Ext4 uses a filesystem performance technique called allocate-on-flush, also known as delayed allocation. It consists of delaying block allocation until the data is going to be written to the disk, unlike some other file systems, which may allocate the necessary blocks before that step. This improves performance and reduces fragmentation by improving block allocation decisions based on the actual file size.
Break 32,000 subdirectory limit
In ext3 the number of subdirectories that a directory can contain is limited to 32,000. This limit has been raised to 64,000 in ext4, and with the “dir_nlink” feature it can go beyond this (although it will stop increasing the link count on the parent). To allow for continued performance given the possibility of much larger directories, Htree indexes (a specialized version of a B-tree) are turned on by default in ext4. This feature is implemented in Linux kernel 2.6.23. Htree is also available in ext3 when the dir_index feature is enabled.
Ext4 uses checksums in the journal to improve reliability, since the journal is one of the most used files of the disk.

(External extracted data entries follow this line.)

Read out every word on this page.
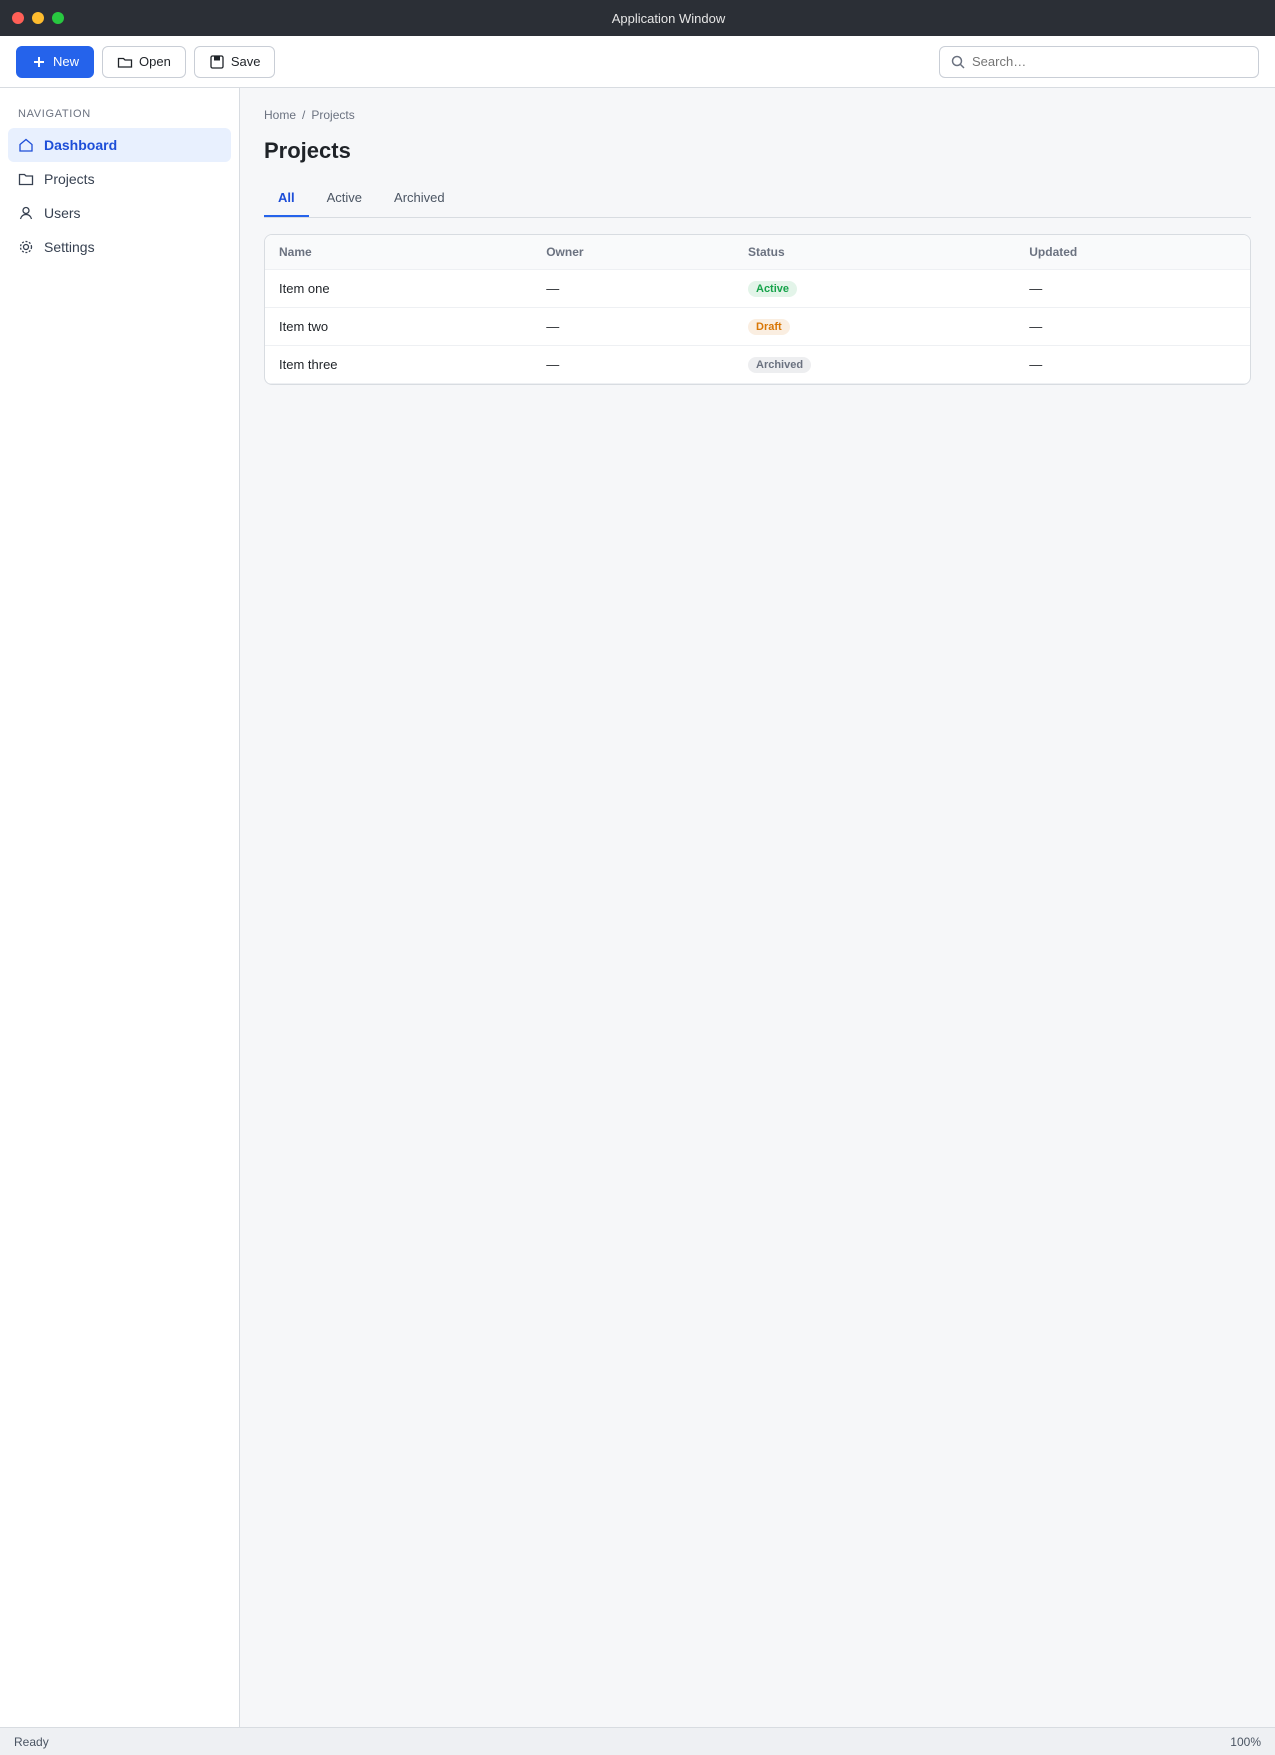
Application Window
New	Open	Save
Search…
NAVIGATION
Dashboard
Projects
Users
Settings
Home / Projects
Projects
All	Active	Archived
Name	Owner	Status	Updated
Item one	—	Active	—
Item two	—	Draft	—
Item three	—	Archived	—
Ready	100%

This feature has a side benefit; it can safely avoid a disk I/O wait during the journaling process, improving performance slightly. The technique of journal checksumming was inspired by a research paper from the University of Wisconsin titled IRON File Systems (specifically, section 6, called “transaction checksums”).
There are a number of proposals for an online defragmenter, but that support is not yet included in the mainline kernel. Even with the various techniques used to avoid fragmentation, a long lived file system does tend to become fragmented over time. Ext4 will have a tool which can defragment individual files or entire file systems.
Faster file system checking
In ext4, unallocated block groups and sections of the inode table are marked as such. This enables e2fsck to skip them entirely on a check and greatly reduce the time it takes to check a file system of the size ext4 is built to support. This feature is implemented in version 2.6.24 of the Linux kernel.
Ext4 allocates multiple blocks for a file in a single operation, which reduces fragmentation by attempting to choose contiguous blocks on the disk. The multiblock allocator is active when using O_DIRECT or if delayed allocation is on. This allows the file to have many dirty blocks submitted for writes at the same time, unlike the existing kernel mechanism of submitting each block to the filesystem separately for allocation.
As computers become faster in general and as Linux becomes used more for mission critical applications, the granularity of second-based timestamps becomes insufficient. To solve this, ext4 provides timestamps measured in nanoseconds. In addition, 2 bits of the expanded timestamp field are added to the most significant bits of the seconds field of the timestamps to defer the year 2038 problem for an additional 204 years.
Ext4 also adds support for date-created timestamps. But, as Theodore Ts’o points out, while it is easy to add an extra creation-date field in the inode (thus technically enabling support for date-created timestamps in ext4), it is more difficult to modify or add the necessary system calls, like stat() (which would probably require a new version), and the various libraries that depend on them (like glibc). These changes would require coordination of many projects. So, even if ext4 developers implement initial support for creation-date timestamps, this feature will not be available to user programs for now.